The story of the guy who invented the intermittent windshield wiper isn't a bad film. But producer-turned-director Marc Abraham, and the writers and star Greg Kinnear, don't give us a reason to care about the lonely, dull quest of the inventor to be paid, and get credit, for the device that changed rainy-day driving forever.
We meet Robert Kearns (Kinnear) in his bathrobe, pulled by police off a Greyhound as he tried to ride to Washington, D.C., to "meet the vice president." Years before, he had lost his invention -- had it stolen, actually. And that wrong ate him alive.
The film then ambles through a long flashback, showing the "eureka" moment when Kearns, an inventor and engineering professor, identified a problem and set out to solve it, with the help of his wife (Lauren Graham) and six kids.
"Look for the un-obvious," he tells his children, obsessing over ways to make a windshield wiper do what a human eye does -- blink at different speeds, adjustable to the conditions of the moment.
He cracks it. He has a backer, his local Detroit Ford dealer pal ( Dermot Mulroney). He has the interest of the Ford Motor Company. And he has a dream, to build the wipers himself, "just to do something important."
Things go well until they suddenly go wrong, and Kearns is left in the lurch by Ford. When he spies wipers on a new Mustang, headed to an auto show, flopping intermittently in the rain, he snaps.
But it's a long, slow snap, like everything else in Flash of Genius. Kearns turns paranoid. He turns on friends, cuts classes he's supposed to teach, struggles to learn the law, camps out in libraries, to "go it alone" as he does battle with The Company in the ultimate Company Town.
Kinnear doesn't give Kearns a lot of charisma, which may be historically accurate but doesn't make for a compelling movie. In Tucker: The Man and His Dream, Jeff Bridges devoured the screen, a showman, a shaman, a man possessed. Kinnear's Kearns does what a lot of Kinnear's more generic characters do -- he suffers and wells up with tears.

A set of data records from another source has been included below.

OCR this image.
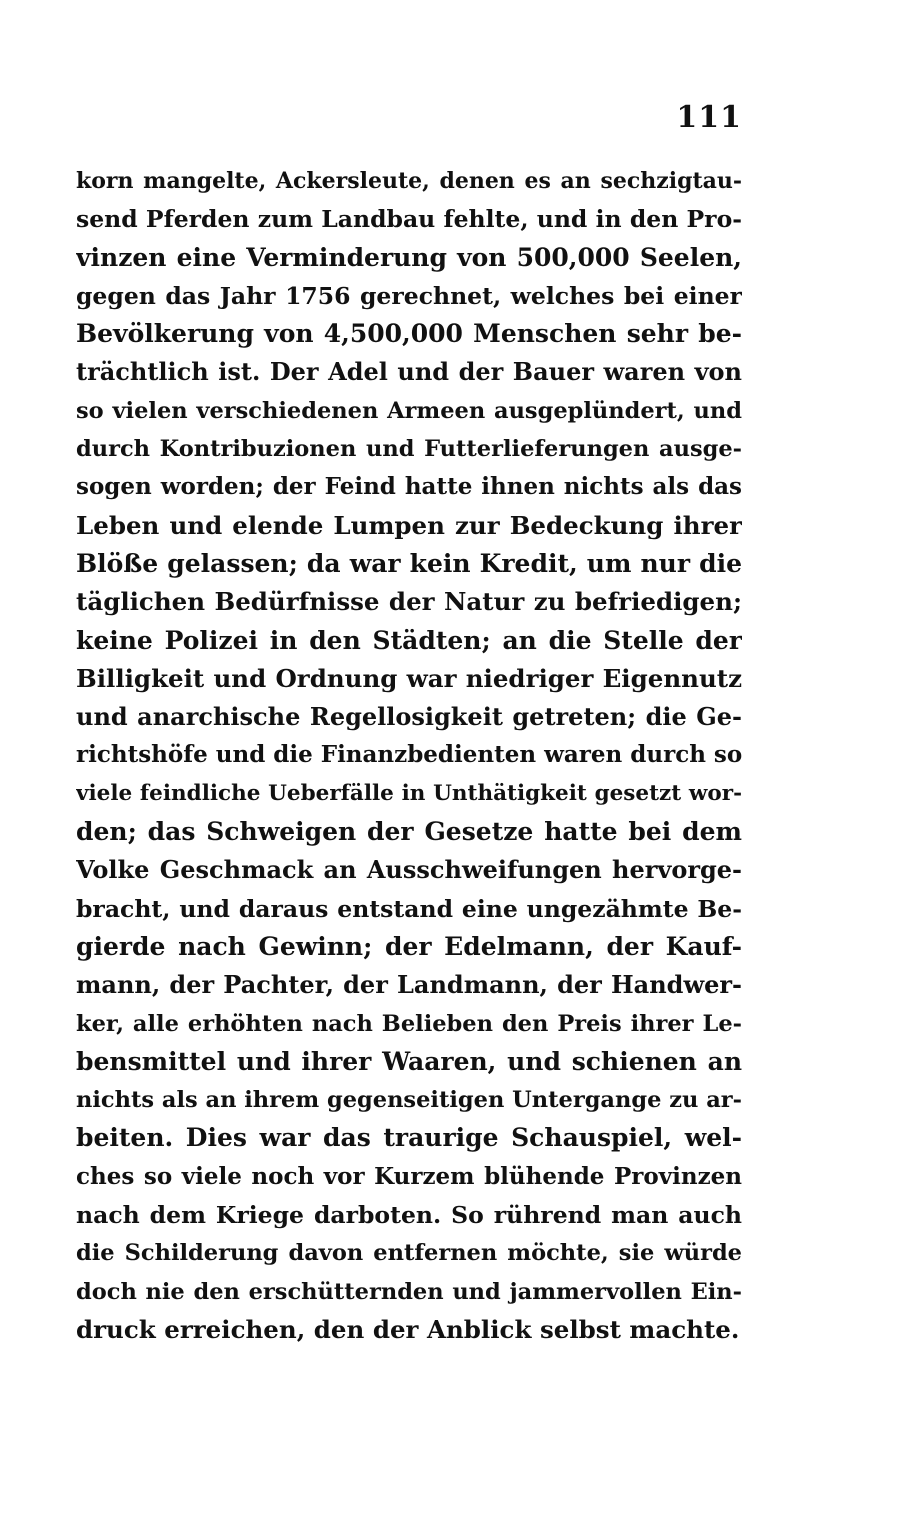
111
korn mangelte, Ackersleute, denen es an sechzigtau-
send Pferden zum Landbau fehlte, und in den Pro-
vinzen eine Verminderung von 500,000 Seelen,
gegen das Jahr 1756 gerechnet, welches bei einer
Bevölkerung von 4,500,000 Menschen sehr be-
trächtlich ist. Der Adel und der Bauer waren von
so vielen verschiedenen Armeen ausgeplündert, und
durch Kontribuzionen und Futterlieferungen ausge-
sogen worden; der Feind hatte ihnen nichts als das
Leben und elende Lumpen zur Bedeckung ihrer
Blöße gelassen; da war kein Kredit, um nur die
täglichen Bedürfnisse der Natur zu befriedigen;
keine Polizei in den Städten; an die Stelle der
Billigkeit und Ordnung war niedriger Eigennutz
und anarchische Regellosigkeit getreten; die Ge-
richtshöfe und die Finanzbedienten waren durch so
viele feindliche Ueberfälle in Unthätigkeit gesetzt wor-
den; das Schweigen der Gesetze hatte bei dem
Volke Geschmack an Ausschweifungen hervorge-
bracht, und daraus entstand eine ungezähmte Be-
gierde nach Gewinn; der Edelmann, der Kauf-
mann, der Pachter, der Landmann, der Handwer-
ker, alle erhöhten nach Belieben den Preis ihrer Le-
bensmittel und ihrer Waaren, und schienen an
nichts als an ihrem gegenseitigen Untergange zu ar-
beiten. Dies war das traurige Schauspiel, wel-
ches so viele noch vor Kurzem blühende Provinzen
nach dem Kriege darboten. So rührend man auch
die Schilderung davon entfernen möchte, sie würde
doch nie den erschütternden und jammervollen Ein-
druck erreichen, den der Anblick selbst machte.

The film's sedate pace and ungainly structure (years pass, and more years pass) throw its biggest shortcoming into the spotlight. It lacks a clear villain. History and the studio's lawyers let the filmmakers say "Ford stole this," but they didn't spend the money on hiring a big presence to play the Fat Cat out to squish, or worse, rob and ignore the little man. Alan Alda shows up as a sympathetic attorney with a little edge to him, making the big speech about the ways justice works in America: "You get a check." He overwhelms the film, but also makes it more fun to sit through in his two scenes.
The kernel of a good movie was here, in this story of obsession and an injustice that consumes a victim. But Flash of Genius never rises above the tiny spark of a dry history lesson as period piece, which, in a way, is a final injustice to poor Robert Kearns.